Parenting must be heart-centred for the heart is the wellspring of life.  The heart in the biblical terms is not simply the seat of emotions. We think, discern, fear and so on with our hearts. Our heart is our inner self. (1 Samuel 16.7; Deuteronomy 10.12; 1 Chronicles 28.9; Proverbs 3.5-6; 2 Chronicles 16.9; 1 Kings 8.57-58.; Matthew 15.8, 17-20;
Luke 6.43-45.)

It is not enough to tackle behaviour through manipulation (bribery, shame, threats etc.). When we only tackle behaviour:

  1. The real need is not addressed.
  2. We present a false basis for ethics (selfish ethics)
  3. The heart is being wrongly trained. E.g. we might teach children to fear others.
  4. The gospel will not be central. When we manipulate we appeal to idols in the child’s heart (appealing to pride, greed etc.).
  5. Manipulation shows  our idols of our hearts (our idolatrous desire for pride, control, ease, convenience, fear of man).

Where to go with this?

  1. The Bible reveals hearts (Hebrews 4.12).
  2. There is always a ‘what’, ‘when’ and ‘why’ of behaviour. But we confuse the ‘when’ and the ‘why’. We answer the ‘why’ question by saying ‘when’ – i.e. pointing to circumstances – when the answer is in the heart.
  3. We all have a profound need for grace (Ezekiel 36.25-27). Help your children understand their need for the gospel.

We need to help our children understand thir hearts and their need hearts. It’s not that we never address behaviour. If a child is hitting his sister we don’t wait for heart change! But we must have a bigger vision a long-term focus on the heart.

Under five-year-olds

Two-year-olds do not have sufficient self-awareness to address heart issues with them. But we can teach them to live under loving authority and introduce the biblical language of the heart and its motivations.

Most parents give away their authority before even their children go to school as we negotiate with them and let them override our decisions. We shouldn’t teach five-year-olds to be decision-makers – we should model good decisions and obedience to authority. Teach them that it is a blessing to live under wise and loving authority.

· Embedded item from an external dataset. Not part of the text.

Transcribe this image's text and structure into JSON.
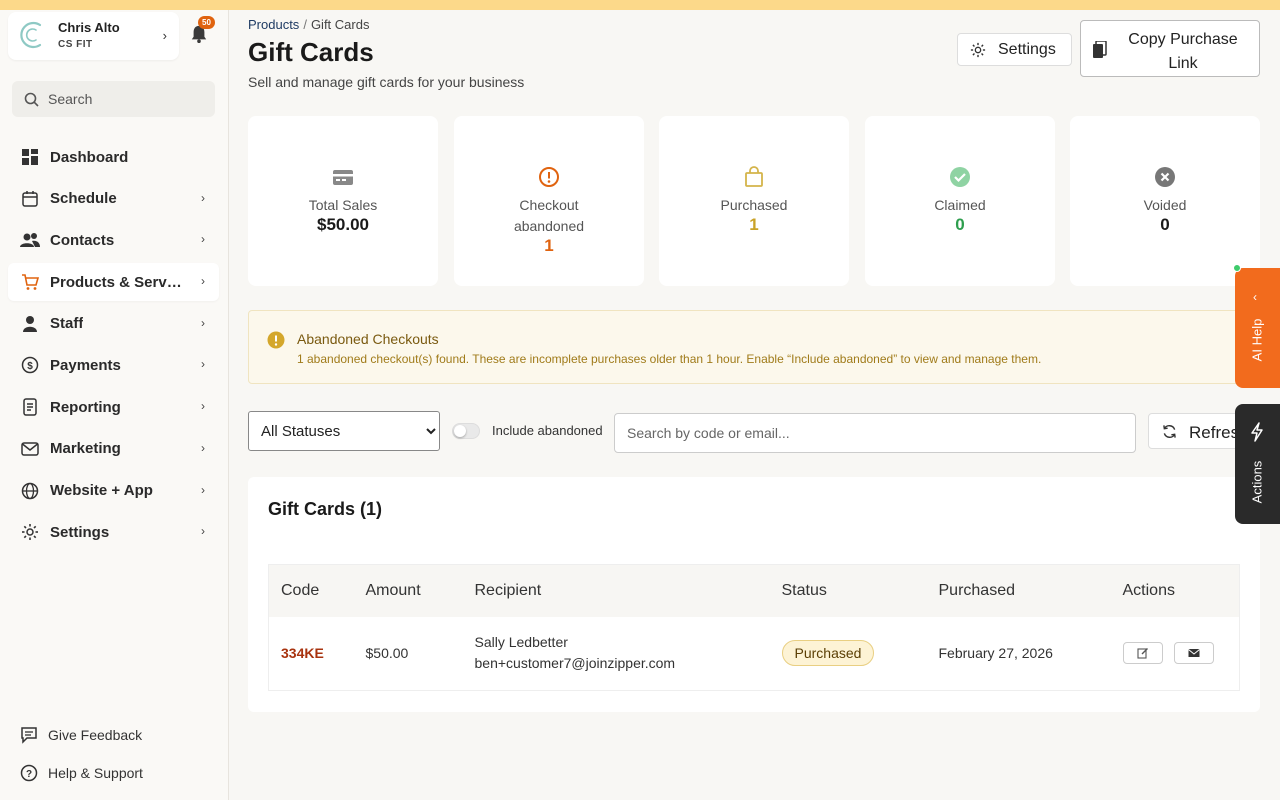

How can we regain authority when we have given it away? Start with instruction. ‘Mum and Dad gave gained some new insights from God’s word that will help us as a family. Sorry we didn’t see this before.’ So start with instruction and then set new parametres.

Five to twelve year-olds

We often address behaviour because behaviour is visible. But doing the right thing for the wrong motive is hypocrisy. We also expose our hypocrisy: ‘I can’t believe you’re so selfish!’ = hypocrisy. Instead we can share our common need and our common hope in Christ. We’ll never got to the grace of the gospel if we’re manipulating behaviour.

Goals with our Teenagers

  1. Internalization of the gospel. We want them to embrace God’s truth as their own living faith. Shepherd their interaction with God’s word – not just reprimanding, but taking them to God’s word. ‘I didn’t write this book - this is God’s word. Helping them are the vitality and relevance of God’s word.
  2. Shepherding through the inevitable periods of doubt. Don’t panic, but talk openly about doubts.
  3. Developing a relationship that leads to mutuality as adults under God. We need to move from parent instructing child, to a mutual relationship of care.
Three foundations for teens from Proverbs 1
  1. Fear of the Lord (Proverbs 1.7). Show the greatness and excellence of God.
  2. Remembering your parents’ words (Proverbs 1.8-9). Remind them that no one loves them like you do. Their friends are fickle, but parents love and sacrifice no matter what.
  3. Disassociation from the wicked (Proverbs 1.10-19). The attractiveness with the wicked is camaraderie – a sense of belonging. Make home a great place of belonging.